By Jenny Carew
It was the early hours in the morning, 3am to be precise; I arrived at Manchester Airport, ready to meet the Chester Zoo team. The airport was somewhat deserted at this hour, silent with the odd squeak of trainers as workers began their day and people sleeping on the benches waiting for their flight.
I met the team at check in, our long trail of luggage snaked the line. Kit bags upon kit bags were piled high and would be our shelter, clothing and survey equipment for the next two weeks.
Our flight was 14 hours in total, with a brief stop in Paris. We flew from night into day, then back into night again. We landed in the Capital of Madagascar, Antananarivo, just before 12am the following day. Eager to see Madagascar, we peered out of the plane window into the darkness, the only thing we could see was the pouring rain, so much that the tarmac was glistening with reflections and the neon green lights of hotel signage near by.
It took nearly an hour to allow everyone to get through security and to collect all of our baggage, then we had to queue to leave the airport as all bags had to be scanned. At this point, it was creeping towards 1am, we had been on the road nearly 24 hours. Tired, but excited we carried on to meet our mini bus that would take us to the hotel.
The darkness draped over the city so we couldn’t see much, but every now and then there was a petrol station that rose out of the ground like something from war of the worlds. Our last hurdle was to take our bags up a steep hill to our hotel. The friendly host skipped down the lane to greet us and help us with our bags. We headed straight to bed – I crawled under my mosquito net and lay in bed ready to re-charge. We went to sleep to the sound of cicadas croaking loudly in the darkness.

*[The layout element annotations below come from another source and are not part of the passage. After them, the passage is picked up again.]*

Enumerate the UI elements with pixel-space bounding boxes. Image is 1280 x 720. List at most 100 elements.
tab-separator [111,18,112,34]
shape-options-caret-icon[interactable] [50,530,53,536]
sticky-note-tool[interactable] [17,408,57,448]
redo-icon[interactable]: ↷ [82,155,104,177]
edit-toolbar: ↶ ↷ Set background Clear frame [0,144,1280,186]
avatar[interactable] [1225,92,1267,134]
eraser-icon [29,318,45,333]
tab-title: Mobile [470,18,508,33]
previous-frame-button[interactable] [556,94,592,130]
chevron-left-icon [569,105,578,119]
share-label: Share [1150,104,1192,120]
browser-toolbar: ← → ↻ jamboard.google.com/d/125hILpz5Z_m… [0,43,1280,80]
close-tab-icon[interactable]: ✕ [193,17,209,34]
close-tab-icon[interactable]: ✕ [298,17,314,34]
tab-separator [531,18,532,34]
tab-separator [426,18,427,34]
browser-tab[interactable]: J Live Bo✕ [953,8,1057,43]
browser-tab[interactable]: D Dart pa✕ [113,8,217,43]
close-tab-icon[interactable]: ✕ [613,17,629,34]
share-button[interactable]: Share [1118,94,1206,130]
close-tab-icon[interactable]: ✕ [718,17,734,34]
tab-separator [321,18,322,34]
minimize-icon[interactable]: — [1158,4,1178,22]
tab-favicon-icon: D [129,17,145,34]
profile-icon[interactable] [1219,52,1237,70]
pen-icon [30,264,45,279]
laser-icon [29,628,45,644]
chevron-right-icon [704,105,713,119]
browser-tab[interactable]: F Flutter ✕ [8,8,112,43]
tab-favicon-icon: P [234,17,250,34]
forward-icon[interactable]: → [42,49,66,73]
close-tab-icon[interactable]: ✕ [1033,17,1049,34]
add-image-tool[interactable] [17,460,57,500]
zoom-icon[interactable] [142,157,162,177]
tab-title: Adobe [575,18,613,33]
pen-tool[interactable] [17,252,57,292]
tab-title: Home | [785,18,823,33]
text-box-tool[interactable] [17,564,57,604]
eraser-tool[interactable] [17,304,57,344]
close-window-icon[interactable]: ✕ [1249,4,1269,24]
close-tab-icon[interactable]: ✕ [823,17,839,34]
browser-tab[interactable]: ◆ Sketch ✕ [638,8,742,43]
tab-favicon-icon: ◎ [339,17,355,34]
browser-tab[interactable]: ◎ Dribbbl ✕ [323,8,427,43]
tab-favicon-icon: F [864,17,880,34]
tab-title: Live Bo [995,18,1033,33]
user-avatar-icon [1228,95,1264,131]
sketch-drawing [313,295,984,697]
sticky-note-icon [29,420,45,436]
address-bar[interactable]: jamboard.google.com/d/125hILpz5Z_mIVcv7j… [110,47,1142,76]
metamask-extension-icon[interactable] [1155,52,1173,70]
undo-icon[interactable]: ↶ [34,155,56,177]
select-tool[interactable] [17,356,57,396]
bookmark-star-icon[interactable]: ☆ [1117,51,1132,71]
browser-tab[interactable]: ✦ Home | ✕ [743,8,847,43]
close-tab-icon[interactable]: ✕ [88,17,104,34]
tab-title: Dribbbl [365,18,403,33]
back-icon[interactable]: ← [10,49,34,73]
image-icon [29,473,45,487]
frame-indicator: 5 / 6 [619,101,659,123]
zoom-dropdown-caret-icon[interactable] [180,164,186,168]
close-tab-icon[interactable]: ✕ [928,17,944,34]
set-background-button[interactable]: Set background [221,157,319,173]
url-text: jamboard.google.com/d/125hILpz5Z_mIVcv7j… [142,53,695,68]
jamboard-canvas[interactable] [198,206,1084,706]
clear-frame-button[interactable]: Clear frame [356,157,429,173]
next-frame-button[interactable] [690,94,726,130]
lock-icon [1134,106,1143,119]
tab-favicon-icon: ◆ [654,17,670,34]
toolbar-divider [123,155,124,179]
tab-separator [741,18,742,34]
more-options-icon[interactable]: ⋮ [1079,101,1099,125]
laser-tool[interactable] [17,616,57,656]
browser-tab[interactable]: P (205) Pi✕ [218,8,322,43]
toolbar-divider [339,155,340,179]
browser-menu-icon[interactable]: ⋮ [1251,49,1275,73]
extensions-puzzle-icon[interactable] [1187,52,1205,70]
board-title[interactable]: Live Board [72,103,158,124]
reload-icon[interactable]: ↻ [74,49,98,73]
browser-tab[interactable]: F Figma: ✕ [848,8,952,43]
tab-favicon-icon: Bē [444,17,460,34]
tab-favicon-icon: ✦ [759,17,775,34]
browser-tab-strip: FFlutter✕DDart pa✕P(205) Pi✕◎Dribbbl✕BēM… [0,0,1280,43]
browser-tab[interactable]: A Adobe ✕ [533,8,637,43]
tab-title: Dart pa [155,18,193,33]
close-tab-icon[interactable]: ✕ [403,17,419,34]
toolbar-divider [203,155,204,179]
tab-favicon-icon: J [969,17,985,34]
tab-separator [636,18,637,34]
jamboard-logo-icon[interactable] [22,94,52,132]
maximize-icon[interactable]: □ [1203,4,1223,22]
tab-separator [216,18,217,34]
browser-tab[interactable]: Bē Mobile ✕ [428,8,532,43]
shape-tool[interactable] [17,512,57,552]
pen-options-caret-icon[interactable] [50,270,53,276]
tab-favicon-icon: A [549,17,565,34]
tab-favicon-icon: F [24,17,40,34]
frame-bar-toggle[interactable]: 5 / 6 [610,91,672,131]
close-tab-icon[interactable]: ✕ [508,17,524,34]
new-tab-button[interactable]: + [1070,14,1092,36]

The next morning, I opened my rested eyes to sunlight creeping through our blinds. I peeled off the thin bed sheets and snuck through the mosquito net and tiptoed out of the room to not wake my roommate. I was eager to see Madagascar in daylight for the first time – a country I had never seem before. I quietly closed the door to the bathroom and peered out of the tiny window, which was a tiny slit at the top of the wall. Although we were on the top floor – there seemed to be a level above us, as the first thing I saw was rather peculiar. There, in a swirl of dust, were two tiny legs – scaled – with a lot of feathers. My eyes squinted further – pecking in to the soil was a large bird A cockerel! The ball of dark feathers parading around in the dust with the odd flashes of peoples legs walking by… I giggled to myself. Now that wasn’t what I had expected to see as my first glimpse of the country!
I made my way to the roof terrace, which gave a far wider view of the city. And it was gorgeous! Antananarivo is like an artist’s canvas; so colourful and random. Buildings in all different shapes and sizes were built on the side of the highest mountain to the lowest dip with busy roads winding in between. It gave me a change to try out my camera for the trip for the first time, the Olympus TG-5 Tough. Set to be my new best friend over the next couple of weeks, the small but powerful camera was certainly about to be put to the test with the amount I’ll be using it!
We hopped in to the bus again to stay nearer the entrance of the National Park. This time, the journey was long and the tarmacked roads seemed to dissolve before us. The air became cooler and fresher as we left the capital, the green landscape stretched out and the mountains got bigger as we arrived towards Moramanga.
Through the wilderness, towns popped up from nowhere as if to appear from the orange dust thrown up from the roaring Jeep in front of us. Colourful pavements hosted a range of fresh fruit and vegetables; flaps of stringy brown canvas was the shop keepers only shade and brightly painted wooden slats that had seen better days lined the streets.
We drove on for a couple more hours, before arriving at our final hotel. The team spent the evening sorting out kit that we would donate to the local school. My personal bag had got wet as it was on the top of the pile on the roof – luckily though, my clothes were in dry bags so my clothes
were dry – thank goodness! In the morning we were set to adventure into the rainforest for two weeks, so we enjoyed our last night in civilisation.